Für Schiller ist es schwer zu ertragen – selbst seit das Besuchsverbot gelockert wurde. „Weil es nicht genug Räumlichkeiten gibt, können wir ihn nicht täglich besuchen“, erklärt sie. „Und die Besuche sind eher traurig, als dass sie ihm Freude bereiten.“ Sie können keinen Kaffee zusammen trinken, nicht mal Obst darf sie ihm gerade mitbringen – und in den Arm nehmen oder berühren schon gar nicht. „So stelle ich mir Besuche in der Strafanstalt vor“, sagt sie. Es fühle sich wie „Pflegehaft“ an, sagt Schiller. „Er hat seine ganzen Freiheitsrechte verloren.“

Bei dem Münchner Pflegeexperten Claus Fussek häufen sich die Anrufe verzweifelter Angehöriger. „Die Angst vor dem Virus ist in allen Einrichtungen groß“, sagt er. Doch sie müssten kreativer sein, um Lösungen zu finden, damit die Senioren nicht vereinsamen, fordert er. Einigen Heimen gelinge das – aber in einigen gebe es absurde Regeln und Gefängnis-ähnliche Zustände. Was Fussek ebenfalls große Sorgen bereitet: „Viele Angehörigen haben sich intensiv um die Pflegebedürftigen gekümmert, sie gefüttert, dafür gesorgt, dass sie genug trinken.“ Auch das falle aktuell weg. „Die Pflegekräfte können das nicht auffangen“, sagt er. Deswegen sei zusätzliches Personal nötig.

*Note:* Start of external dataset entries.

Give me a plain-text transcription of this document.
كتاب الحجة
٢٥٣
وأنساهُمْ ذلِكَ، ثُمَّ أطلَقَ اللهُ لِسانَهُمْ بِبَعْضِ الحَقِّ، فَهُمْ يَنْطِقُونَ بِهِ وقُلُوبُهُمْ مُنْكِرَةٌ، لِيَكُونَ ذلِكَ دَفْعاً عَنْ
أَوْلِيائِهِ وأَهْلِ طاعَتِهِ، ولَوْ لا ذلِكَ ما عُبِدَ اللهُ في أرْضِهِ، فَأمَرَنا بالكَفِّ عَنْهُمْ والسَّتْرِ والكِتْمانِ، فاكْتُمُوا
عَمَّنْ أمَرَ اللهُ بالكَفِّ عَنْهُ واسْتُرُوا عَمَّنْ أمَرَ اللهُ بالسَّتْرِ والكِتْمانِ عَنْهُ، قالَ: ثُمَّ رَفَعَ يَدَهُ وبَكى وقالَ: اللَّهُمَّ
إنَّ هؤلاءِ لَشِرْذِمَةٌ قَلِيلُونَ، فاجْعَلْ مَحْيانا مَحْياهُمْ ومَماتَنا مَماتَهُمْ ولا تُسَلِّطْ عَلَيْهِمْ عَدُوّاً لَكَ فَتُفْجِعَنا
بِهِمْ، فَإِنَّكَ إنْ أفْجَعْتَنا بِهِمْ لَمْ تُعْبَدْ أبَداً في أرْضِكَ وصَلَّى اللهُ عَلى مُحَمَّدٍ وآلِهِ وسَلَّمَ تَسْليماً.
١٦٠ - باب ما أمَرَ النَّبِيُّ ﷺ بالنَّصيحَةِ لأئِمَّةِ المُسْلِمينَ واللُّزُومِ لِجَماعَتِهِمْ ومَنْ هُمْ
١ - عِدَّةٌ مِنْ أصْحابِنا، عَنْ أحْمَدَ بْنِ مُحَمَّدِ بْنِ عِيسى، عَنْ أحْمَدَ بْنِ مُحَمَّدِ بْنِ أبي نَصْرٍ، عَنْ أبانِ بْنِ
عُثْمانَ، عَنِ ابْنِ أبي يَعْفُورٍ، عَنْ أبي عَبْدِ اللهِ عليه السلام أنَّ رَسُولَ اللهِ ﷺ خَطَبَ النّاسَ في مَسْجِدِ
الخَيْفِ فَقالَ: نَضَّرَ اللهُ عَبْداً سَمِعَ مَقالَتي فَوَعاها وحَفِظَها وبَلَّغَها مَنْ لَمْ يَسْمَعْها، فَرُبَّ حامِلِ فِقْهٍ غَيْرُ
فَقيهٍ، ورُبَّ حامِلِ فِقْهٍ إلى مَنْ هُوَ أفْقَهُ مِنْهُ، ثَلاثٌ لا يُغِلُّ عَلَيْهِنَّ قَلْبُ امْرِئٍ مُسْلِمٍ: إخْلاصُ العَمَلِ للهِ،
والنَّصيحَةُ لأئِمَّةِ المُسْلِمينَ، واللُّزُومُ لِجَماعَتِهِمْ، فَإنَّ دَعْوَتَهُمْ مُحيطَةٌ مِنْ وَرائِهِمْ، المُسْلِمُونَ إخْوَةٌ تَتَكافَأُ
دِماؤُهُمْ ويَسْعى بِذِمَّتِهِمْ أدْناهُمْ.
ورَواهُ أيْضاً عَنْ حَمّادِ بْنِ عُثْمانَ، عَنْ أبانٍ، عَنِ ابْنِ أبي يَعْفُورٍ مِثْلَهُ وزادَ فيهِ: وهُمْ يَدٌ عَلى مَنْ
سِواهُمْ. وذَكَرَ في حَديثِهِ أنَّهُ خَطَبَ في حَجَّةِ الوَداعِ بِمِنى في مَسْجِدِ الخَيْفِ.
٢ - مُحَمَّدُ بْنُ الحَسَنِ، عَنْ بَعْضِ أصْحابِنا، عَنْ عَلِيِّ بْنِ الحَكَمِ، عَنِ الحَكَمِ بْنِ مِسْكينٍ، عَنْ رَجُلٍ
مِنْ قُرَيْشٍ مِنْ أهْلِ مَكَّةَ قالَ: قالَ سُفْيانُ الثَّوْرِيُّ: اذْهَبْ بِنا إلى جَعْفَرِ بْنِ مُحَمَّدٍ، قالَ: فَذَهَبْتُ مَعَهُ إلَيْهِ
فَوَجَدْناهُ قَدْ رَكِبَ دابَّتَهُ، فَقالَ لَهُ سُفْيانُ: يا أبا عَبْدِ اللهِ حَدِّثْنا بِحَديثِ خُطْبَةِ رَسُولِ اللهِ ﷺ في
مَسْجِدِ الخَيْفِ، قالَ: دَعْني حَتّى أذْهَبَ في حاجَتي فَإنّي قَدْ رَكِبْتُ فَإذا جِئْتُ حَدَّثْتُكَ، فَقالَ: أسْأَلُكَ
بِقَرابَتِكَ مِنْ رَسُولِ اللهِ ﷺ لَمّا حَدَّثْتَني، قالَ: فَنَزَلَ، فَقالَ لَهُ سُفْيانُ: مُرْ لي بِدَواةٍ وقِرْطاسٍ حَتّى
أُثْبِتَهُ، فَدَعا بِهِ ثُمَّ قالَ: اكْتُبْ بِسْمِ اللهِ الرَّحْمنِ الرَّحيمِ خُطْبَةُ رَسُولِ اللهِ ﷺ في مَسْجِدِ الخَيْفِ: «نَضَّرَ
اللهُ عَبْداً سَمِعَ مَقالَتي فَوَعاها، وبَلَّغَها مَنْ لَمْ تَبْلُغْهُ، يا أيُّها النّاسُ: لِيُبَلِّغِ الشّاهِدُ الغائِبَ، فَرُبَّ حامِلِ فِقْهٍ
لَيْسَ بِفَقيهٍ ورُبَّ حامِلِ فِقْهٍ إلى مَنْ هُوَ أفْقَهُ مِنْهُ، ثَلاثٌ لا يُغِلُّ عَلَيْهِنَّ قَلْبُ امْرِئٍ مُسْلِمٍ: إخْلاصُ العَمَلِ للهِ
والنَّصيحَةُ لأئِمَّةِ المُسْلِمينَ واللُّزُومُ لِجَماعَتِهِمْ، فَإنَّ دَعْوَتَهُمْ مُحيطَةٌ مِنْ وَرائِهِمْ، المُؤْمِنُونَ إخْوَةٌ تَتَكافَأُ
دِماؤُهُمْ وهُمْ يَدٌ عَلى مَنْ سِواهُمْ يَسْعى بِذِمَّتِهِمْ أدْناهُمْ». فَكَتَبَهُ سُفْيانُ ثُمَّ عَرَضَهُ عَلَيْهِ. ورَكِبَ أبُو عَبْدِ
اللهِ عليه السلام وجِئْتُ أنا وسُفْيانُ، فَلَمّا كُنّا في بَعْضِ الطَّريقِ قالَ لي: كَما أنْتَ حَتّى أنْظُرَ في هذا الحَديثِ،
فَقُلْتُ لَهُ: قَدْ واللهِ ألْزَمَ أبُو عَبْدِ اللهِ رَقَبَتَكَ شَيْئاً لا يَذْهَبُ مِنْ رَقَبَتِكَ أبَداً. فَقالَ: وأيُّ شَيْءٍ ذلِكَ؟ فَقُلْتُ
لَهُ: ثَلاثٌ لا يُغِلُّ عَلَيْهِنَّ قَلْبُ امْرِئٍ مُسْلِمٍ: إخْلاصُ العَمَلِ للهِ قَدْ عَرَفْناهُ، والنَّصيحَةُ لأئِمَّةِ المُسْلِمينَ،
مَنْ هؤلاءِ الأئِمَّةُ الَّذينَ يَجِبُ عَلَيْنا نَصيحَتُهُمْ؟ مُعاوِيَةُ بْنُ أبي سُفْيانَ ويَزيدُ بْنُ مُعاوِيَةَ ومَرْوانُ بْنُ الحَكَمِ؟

Auch Ralf Schütt macht sich aktuell große Sorgen um seine Mutter. Bis zu seinem Ruhestand hat er selbst in der Pflege gearbeitet. Er weiß, dass seine demenzkranke Mutter nicht trinkt, wenn man sie nicht ständig daran erinnert. „Sie hat sehr abgebaut, seit sie keinen Besuch mehr bekommen kann“, erzählt er. „Wir sind fast verrückt vor Sorge.“ Denn einer demenzkranken 83-Jährigen ist schwer zu erklären, warum plötzlich niemand mehr kommt. „Zu ihrem Geburtstag im April gab es eine Ausnahme“, erzählt er. Sein Bruder durfte ihr durch die verspiegelte Glastür winken. „Das war wie eine Strafe – und für sie noch schlimmer, als wenn sie ihn gar nicht gesehen hätte.“ Auch jetzt könnten die kurzen Besuche das nicht auffangen. „Es sind ja nicht mal Berührungen möglich“, sagt Schütt. Auch er fürchtet, dass seine Mutter durch Corona ihren Lebensmut verloren hat.